Il razzismo si combatte non essendo razzisti. Il che non significa urlare a voce alta in mezzo alle piazze “SONO AMICO DEI NERI, DEGLI EBREI E DEI GAY (perché si generalizza tanto)”; ma non essere razzisti, davvero, significa non badare più al colore della pelle, a quanto teniamo ai nostri risparmi o ai gusti sessuali (che continua a non azzeccarci niente, ma si generalizza, sul serio, tanto).

Scherzare sugli stereotipi aiuta le persone ad estraniarsi da un concetto comune che sotto sotto pensa davvero, ma lo si può fare con umorismo ed intelligenza senza cadere nel banale.

E mi ripeto: non è il caso di Apu con i Simpson. Quello è un cittadino americano che vive il sogno americano ed all’interno della serie esistono tanti altri stereotipi che non vengono toccati a causa dell’amore che il pubblico nutre verso di loro.

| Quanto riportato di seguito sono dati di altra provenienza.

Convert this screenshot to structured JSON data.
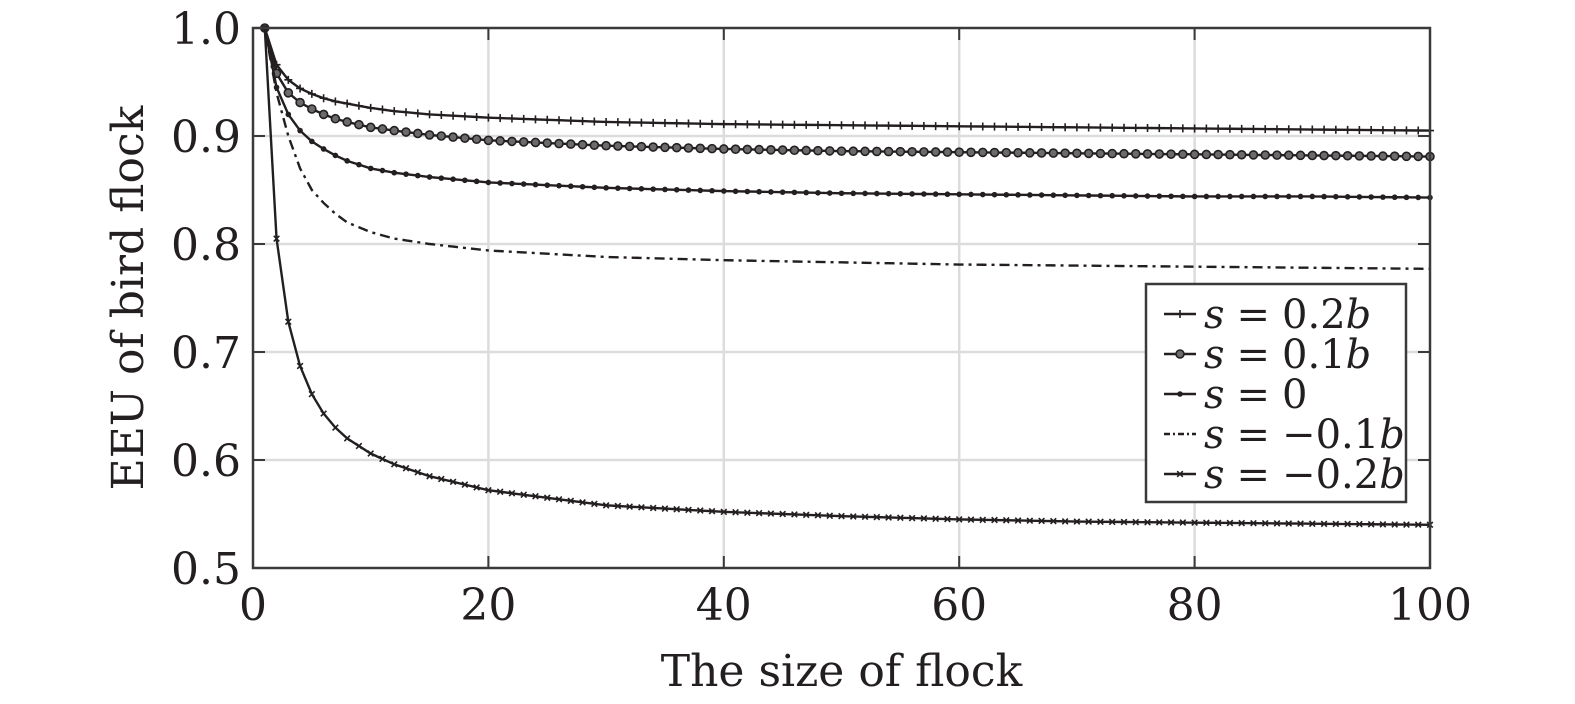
{
  "chart_data": {
    "type": "line",
    "title": "",
    "xlabel": "The size of flock",
    "ylabel": "EEU of bird flock",
    "xlim": [
      0,
      100
    ],
    "ylim": [
      0.5,
      1.0
    ],
    "xticks": [
      0,
      20,
      40,
      60,
      80,
      100
    ],
    "xtick_labels": [
      "0",
      "20",
      "40",
      "60",
      "80",
      "100"
    ],
    "yticks": [
      0.5,
      0.6,
      0.7,
      0.8,
      0.9,
      1.0
    ],
    "ytick_labels": [
      "0.5",
      "0.6",
      "0.7",
      "0.8",
      "0.9",
      "1.0"
    ],
    "grid": true,
    "legend_position": "right",
    "x": [
      1,
      2,
      3,
      4,
      5,
      6,
      7,
      8,
      10,
      12,
      15,
      20,
      30,
      40,
      50,
      60,
      70,
      80,
      90,
      100
    ],
    "series": [
      {
        "name": "s = 0.2b",
        "marker": "plus",
        "dash": "solid",
        "values": [
          1.0,
          0.966,
          0.952,
          0.944,
          0.939,
          0.935,
          0.932,
          0.93,
          0.926,
          0.923,
          0.92,
          0.917,
          0.913,
          0.911,
          0.91,
          0.909,
          0.908,
          0.907,
          0.906,
          0.905
        ]
      },
      {
        "name": "s = 0.1b",
        "marker": "circle",
        "dash": "solid",
        "values": [
          1.0,
          0.958,
          0.94,
          0.931,
          0.925,
          0.92,
          0.916,
          0.913,
          0.908,
          0.905,
          0.901,
          0.896,
          0.891,
          0.888,
          0.886,
          0.885,
          0.884,
          0.883,
          0.882,
          0.881
        ]
      },
      {
        "name": "s = 0",
        "marker": "dot",
        "dash": "solid",
        "values": [
          1.0,
          0.945,
          0.92,
          0.905,
          0.895,
          0.888,
          0.882,
          0.877,
          0.87,
          0.866,
          0.862,
          0.857,
          0.852,
          0.849,
          0.847,
          0.846,
          0.845,
          0.844,
          0.844,
          0.843
        ]
      },
      {
        "name": "s = −0.1b",
        "marker": "none",
        "dash": "dashdot",
        "values": [
          1.0,
          0.94,
          0.9,
          0.87,
          0.85,
          0.838,
          0.828,
          0.82,
          0.811,
          0.805,
          0.8,
          0.794,
          0.788,
          0.785,
          0.783,
          0.781,
          0.78,
          0.779,
          0.778,
          0.777
        ]
      },
      {
        "name": "s = −0.2b",
        "marker": "x",
        "dash": "solid",
        "values": [
          1.0,
          0.805,
          0.728,
          0.687,
          0.661,
          0.643,
          0.63,
          0.62,
          0.606,
          0.596,
          0.585,
          0.572,
          0.558,
          0.552,
          0.548,
          0.545,
          0.543,
          0.542,
          0.541,
          0.54
        ]
      }
    ]
  },
  "legend": {
    "entries": [
      {
        "sym": "s",
        "op": "=",
        "val": "0.2",
        "var": "b"
      },
      {
        "sym": "s",
        "op": "=",
        "val": "0.1",
        "var": "b"
      },
      {
        "sym": "s",
        "op": "=",
        "val": "0",
        "var": ""
      },
      {
        "sym": "s",
        "op": "=",
        "val": "−0.1",
        "var": "b"
      },
      {
        "sym": "s",
        "op": "=",
        "val": "−0.2",
        "var": "b"
      }
    ]
  },
  "colors": {
    "line": "#231f20",
    "grid": "#dcdcdc",
    "frame": "#3a3a3a"
  }
}
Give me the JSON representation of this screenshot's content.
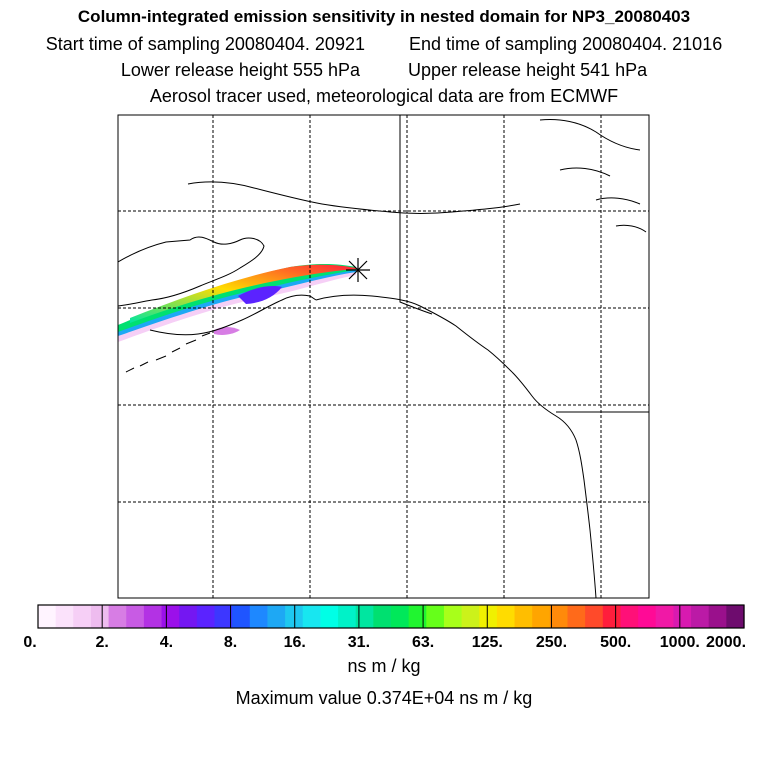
{
  "header": {
    "title": "Column-integrated emission sensitivity in nested domain for NP3_20080403",
    "start_label": "Start time of sampling 20080404. 20921",
    "end_label": "End time of sampling 20080404. 21016",
    "lower_label": "Lower release height  555 hPa",
    "upper_label": "Upper release height  541 hPa",
    "tracer_line": "Aerosol tracer used, meteorological data are from ECMWF"
  },
  "map": {
    "release_marker": "release-point-asterisk-icon",
    "land_color": "#ffffff",
    "coast_color": "#000000",
    "grid_style": "dashed"
  },
  "colorbar": {
    "colors": [
      "#fff4ff",
      "#fbe2fb",
      "#f6cff6",
      "#eebcef",
      "#d77de4",
      "#c85be4",
      "#b332e4",
      "#9b10ea",
      "#7417f2",
      "#5b23ff",
      "#3d37ff",
      "#1f55ff",
      "#1e88ff",
      "#1ea8f4",
      "#1ec8f0",
      "#18e6f0",
      "#00ffe6",
      "#00f2c8",
      "#00e6a0",
      "#00e070",
      "#00e85a",
      "#20f530",
      "#66ff1a",
      "#a8ff1a",
      "#ccf21a",
      "#f0f000",
      "#ffdc00",
      "#ffbe00",
      "#ffa500",
      "#ff8a0a",
      "#ff6a1a",
      "#ff4a2a",
      "#ff1e3c",
      "#ff1078",
      "#ff0a96",
      "#f019a6",
      "#d81ab0",
      "#bb1aa6",
      "#9a108c",
      "#6e0c6e"
    ],
    "tick_labels": [
      "0.",
      "2.",
      "4.",
      "8.",
      "16.",
      "31.",
      "63.",
      "125.",
      "250.",
      "500.",
      "1000.",
      "2000."
    ],
    "units_label": "ns m / kg",
    "max_label": "Maximum value  0.374E+04 ns m / kg"
  }
}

spider porkQuesta polemica la vedo tanto come una mossa commerciale che aiuta uno show ormai in rovina per tornare alla ribalta, show che per un periodo è stato battuto in ascolti da un suo sottoprodotto – Futurama – che ha subito un calo finale sempre a causa di “ciò che la gente vuole”.

Io credo che il pubblico, in realtà, non sappia quello che vuole e se qualcuno desiderasse cancellare un personaggio stereotipato appiccando un focolare di polemiche, l’unico modo di non dargliela vinta è non buttarci sopra altra benzina.

A questo punto, non rimane che aspettare l’ufficialità dei fatti. Solo un comunicato della Fox Broadcasting Company potrà sollevare ogni dubbio da questo caso.